How 23 countries maintained crisis authority beyond the crisis
| Mechanism | Countries | Average Duration (days) |
|---|---|---|
| Serial new emergencies | Hungary, Tunisia, Sri Lanka, Pakistan | 1,534 |
| Legislative rubber-stamp renewals | El Salvador, Philippines, Guatemala | 1,168 |
| Ordinary legislation replacing emergency powers | Egypt, Thailand, Cambodia | 2,190 |
| Judicial non-intervention | Peru, Bangladesh, Myanmar | 743 |
| Constitutional revision | Tunisia, Thailand | 1,445 |
Source: The Editorial analysis of International IDEA and Venice Commission data, 2020-2026
The Accountability Gap
The constitutional scholar Tom Ginsburg, of the University of Chicago Law School, has spent three decades studying emergency provisions across legal systems. His assessment is blunt. 'Most constitutions were written with the assumption that emergencies would be temporary and that political actors would have an incentive to return to normal governance,' Ginsburg told The Editorial. 'What we are seeing now is the discovery that there is often no penalty for not returning. If you control the legislature and the courts don't intervene, there is no mechanism to force you back.'
The data suggests that constitutional design matters, but only partially. Countries with automatic sunset clauses — provisions that require affirmative legislative action to renew emergency powers — showed shorter extensions, averaging 312 days beyond the stated emergency. Countries requiring supermajority legislative approval showed an average of 487 days. But countries with simple majority renewal requirements averaged 1,156 days, suggesting that the threshold for continuation is a significant variable.
The most effective constraint, the data shows, is not constitutional text but judicial independence. In South Korea, the Constitutional Court struck down aspects of pandemic emergency measures within six months of their enactment. In Germany, the Federal Constitutional Court limited the duration and scope of COVID-era restrictions. In Costa Rica, the Supreme Court required detailed justification for each renewal of health emergency powers. In all three cases, the emergency powers were lifted within 18 months of the emergency's official end.
What Comes Next
The Venice Commission, the Council of Europe's advisory body on constitutional matters, issued updated guidelines in December 2025 recommending that constitutions include mandatory judicial review of emergency declarations, automatic sunset clauses with no possibility of indefinite renewal, and opposition veto rights over extensions beyond 90 days. The recommendations have been adopted by Moldova and Montenegro in recent constitutional amendments. They have been ignored by the 23 countries in this analysis.

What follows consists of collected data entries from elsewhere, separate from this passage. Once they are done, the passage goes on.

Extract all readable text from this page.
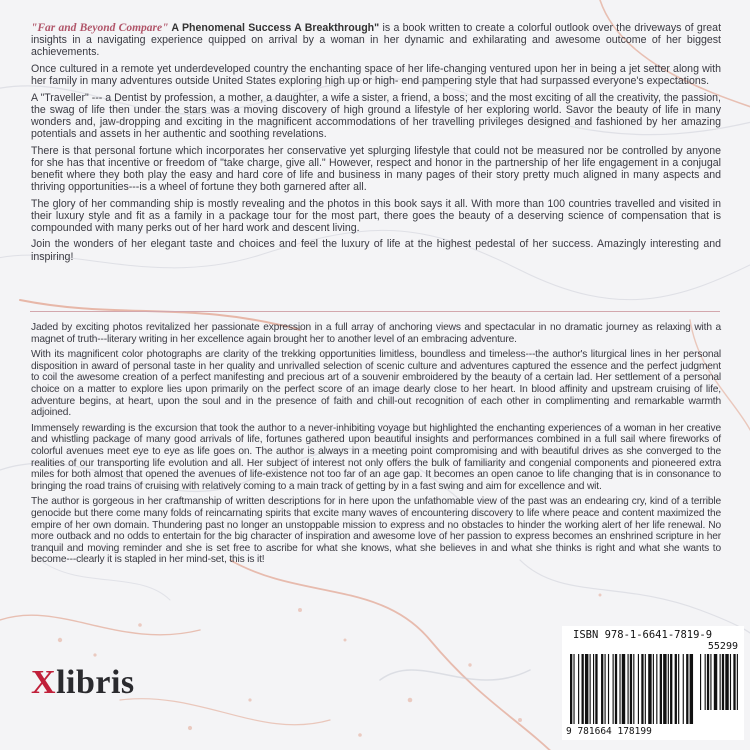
"Far and Beyond Compare" A Phenomenal Success A Breakthrough" is a book written to create a colorful outlook over the driveways of great insights in a navigating experience quipped on arrival by a woman in her dynamic and exhilarating and awesome outcome of her biggest achievements.

Once cultured in a remote yet underdeveloped country the enchanting space of her life-changing ventured upon her in being a jet setter along with her family in many adventures outside United States exploring high up or high- end pampering style that had surpassed everyone's expectations.

A "Traveller" --- a Dentist by profession, a mother, a daughter, a wife a sister, a friend, a boss; and the most exciting of all the creativity, the passion, the swag of life then under the stars was a moving discovery of high ground a lifestyle of her exploring world. Savor the beauty of life in many wonders and, jaw-dropping and exciting in the magnificent accommodations of her travelling privileges designed and fashioned by her amazing potentials and assets in her authentic and soothing revelations.

There is that personal fortune which incorporates her conservative yet splurging lifestyle that could not be measured nor be controlled by anyone for she has that incentive or freedom of "take charge, give all." However, respect and honor in the partnership of her life engagement in a conjugal benefit where they both play the easy and hard core of life and business in many pages of their story pretty much aligned in many aspects and thriving opportunities---is a wheel of fortune they both garnered after all.

The glory of her commanding ship is mostly revealing and the photos in this book says it all. With more than 100 countries travelled and visited in their luxury style and fit as a family in a package tour for the most part, there goes the beauty of a deserving science of compensation that is compounded with many perks out of her hard work and descent living.

Join the wonders of her elegant taste and choices and feel the luxury of life at the highest pedestal of her success. Amazingly interesting and inspiring!

Jaded by exciting photos revitalized her passionate expression in a full array of anchoring views and spectacular in no dramatic journey as relaxing with a magnet of truth---literary writing in her excellence again brought her to another level of an embracing adventure.

With its magnificent color photographs are clarity of the trekking opportunities limitless, boundless and timeless---the author's liturgical lines in her personal disposition in award of personal taste in her quality and unrivalled selection of scenic culture and adventures captured the essence and the perfect judgment to coil the awesome creation of a perfect manifesting and precious art of a souvenir embroidered by the beauty of a certain lad. Her settlement of a personal choice on a matter to explore lies upon primarily on the perfect score of an image dearly close to her heart. In blood affinity and upstream cruising of life, adventure begins, at heart, upon the soul and in the presence of faith and chill-out recognition of each other in complimenting and remarkable warmth adjoined.

Immensely rewarding is the excursion that took the author to a never-inhibiting voyage but highlighted the enchanting experiences of a woman in her creative and whistling package of many good arrivals of life, fortunes gathered upon beautiful insights and performances combined in a full sail where fireworks of colorful avenues meet eye to eye as life goes on. The author is always in a meeting point compromising and with beautiful drives as she converged to the realities of our transporting life evolution and all. Her subject of interest not only offers the bulk of familiarity and congenial components and pioneered extra miles for both almost that opened the avenues of life-existence not too far of an age gap. It becomes an open canoe to life changing that is in consonance to bringing the road trains of cruising with relatively coming to a main track of getting by in a fast swing and aim for excellence and wit.

The author is gorgeous in her craftmanship of written descriptions for in here upon the unfathomable view of the past was an endearing cry, kind of a terrible genocide but there come many folds of reincarnating spirits that excite many waves of encountering discovery to life where peace and content maximized the empire of her own domain. Thundering past no longer an unstoppable mission to express and no obstacles to hinder the working alert of her life renewal. No more outback and no odds to entertain for the big character of inspiration and awesome love of her passion to express becomes an enshrined scripture in her tranquil and moving reminder and she is set free to ascribe for what she knows, what she believes in and what she thinks is right and what she wants to become---clearly it is stapled in her mind-set, this is it!

Xlibris
ISBN 978-1-6641-7819-9
55299
9 781664 178199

In San Salvador, María Elena Hernández has stopped counting the days since she last saw her son. She now counts the renewals of the state of exception — 48 and counting. 'They say it is temporary,' she said. 'But temporary for them means forever for us.' The 847-day average is not an abstraction. It is 847 days of suspended rights, silenced courts, and citizens waiting for a normal that may never return.